Review: I bought this book not too long ago because I knew my mum thought very highly of it and if you know me, you know both me and my mum love books and I usually trust her opinion on which ones are good (apart from the odd few that she’s been completely wrong about, but shh!) And I’d also heard how popular this book was and I do believe I started reading it like a bajillion years ago, when I wasn’t really into reading as much (probably because I was in a field, getting drunk all the time) but never finished it. I love books that deal with Autism and Asperger’s. I find it fascinating and they all deal with it and the characters who have it very differently. So on that aspect alone, I was really excited to start this.
The Curious Incident of the Dog in the Night-time is about 15 year-old Christopher who has Asperger’s syndrome and he’s embarked upon his own murder mystery to discover who killed his neighbours dog, Wellington. But in the process, he discovers a lot more about himself and his family and he pushes himself to great lengths way beyond his own capabilities. This book really didn’t pan out as I thought it would. Although I didn’t really have any ideas on how it would but it just took a complete different direction than what I guess, my assumptions thought it would. But in a good way. A very good way.
I’ve read a fair few books where a character has Asperger’s or Autism and as I mentioned, I find these books extremely fascinating reads which is why I was drawn to this one when I saw it on the shelf in the bookstore but I can honestly say that I think this portrays the character with the condition, the way they are, their difficulties and their struggles the best out of all the others I have read. Written in first person, this book doesn’t only show you how Christopher lives, day in, day out but it helps you feel it too. You begin to understand him in a way that I haven’t with any other character who has had Asperger’s before.
I read this book quite easily in 2 days and I could have read in quicker had life not got in the way a little bit. It was one of the simplest and most compelling books I’ve probably ever picked up and I’m actually quite a slow reader, usually!
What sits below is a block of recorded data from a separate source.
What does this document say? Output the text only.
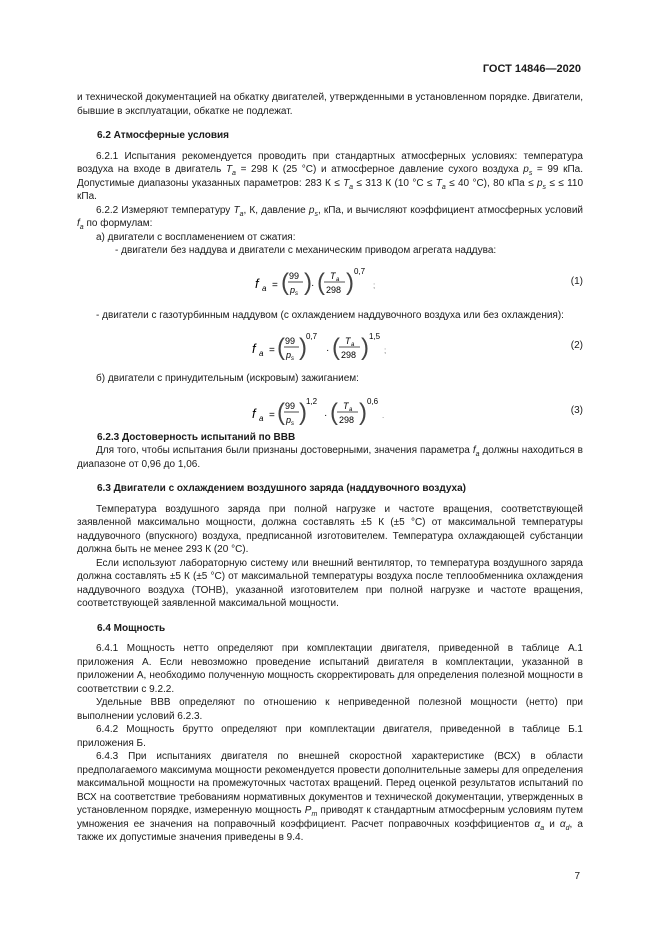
ГОСТ 14846—2020

и технической документацией на обкатку двигателей, утвержденными в установленном порядке. Двигатели, бывшие в эксплуатации, обкатке не подлежат.

6.2 Атмосферные условия

6.2.1 Испытания рекомендуется проводить при стандартных атмосферных условиях: температура воздуха на входе в двигатель $T_a = 298$ К (25 °C) и атмосферное давление сухого воздуха $p_s = 99$ кПа. Допустимые диапазоны указанных параметров: 283 $К \le T_a \le 313$ К (10 $^\circ C \le T_a \le 40$ °C), 80 кПа ≤ $p_s$ ≤ ≤ 110 кПа.

6.2.2 Измеряют температуру $T_a$, К, давление $p_s$, кПа, и вычисляют коэффициент атмосферных условий $f_a$ по формулам:

а) двигатели с воспламенением от сжатия:

- двигатели без наддува и двигатели с механическим приводом агрегата наддува:

f a = ( 99
p s ) · ( T a
298 ) 0,7
;	(1)

- двигатели с газотурбинным наддувом (с охлаждением наддувочного воздуха или без охлаждения):

f a = ( 99
p s ) 0,7
· ( T a
298 ) 1,5
;	(2)

б) двигатели с принудительным (искровым) зажиганием:

f a = ( 99
p s ) 1,2
· ( T a
298 ) 0,6
.	(3)

6.2.3 Достоверность испытаний по ВВВ

Для того, чтобы испытания были признаны достоверными, значения параметра $f_a$ должны находиться в диапазоне от 0,96 до 1,06.

6.3 Двигатели с охлаждением воздушного заряда (наддувочного воздуха)

Температура воздушного заряда при полной нагрузке и частоте вращения, соответствующей заявленной максимально мощности, должна составлять ±5 К (±5 °C) от максимальной температуры наддувочного (впускного) воздуха, предписанной изготовителем. Температура охлаждающей субстанции должна быть не менее 293 К (20 °C).

Если используют лабораторную систему или внешний вентилятор, то температура воздушного заряда должна составлять ±5 К (±5 °C) от максимальной температуры воздуха после теплообменника охлаждения наддувочного воздуха (ТОНВ), указанной изготовителем при полной нагрузке и частоте вращения, соответствующей заявленной максимальной мощности.

6.4 Мощность

6.4.1 Мощность нетто определяют при комплектации двигателя, приведенной в таблице А.1 приложения А. Если невозможно проведение испытаний двигателя в комплектации, указанной в приложении А, необходимо полученную мощность скорректировать для определения полезной мощности в соответствии с 9.2.2.

Удельные ВВВ определяют по отношению к неприведенной полезной мощности (нетто) при выполнении условий 6.2.3.

6.4.2 Мощность брутто определяют при комплектации двигателя, приведенной в таблице Б.1 приложения Б.

6.4.3 При испытаниях двигателя по внешней скоростной характеристике (ВСХ) в области предполагаемого максимума мощности рекомендуется провести дополнительные замеры для определения максимальной мощности на промежуточных частотах вращений. Перед оценкой результатов испытаний по ВСХ на соответствие требованиям нормативных документов и технической документации, утвержденных в установленном порядке, измеренную мощность $P_m$ приводят к стандартным атмосферным условиям путем умножения ее значения на поправочный коэффициент. Расчет поправочных коэффициентов $\alpha_a$ и $\alpha_d$, а также их допустимые значения приведены в 9.4.

7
I love that the book is scattered with diagrams and drawings and charts and graphs that Christopher has ‘drawn’ to illustrate certain points too, I felt that was a really nice touch. I also loved how he often went on a tangent and explained things – about himself, his family, his life – rather than just sticking to the main plot of the story. Had he not done that, I don’t think readers would have felt for Christopher and understood him nowhere near as much.
So all in all, this book was pretty damn amazing. I find it so difficult to write reviews for amazing books because I either don’t know when to stop or I don’t know where to start. I think this was the latter, as I really struggled with this review because sometimes a book is just too good to sum up in a 500 word review. 5 stars.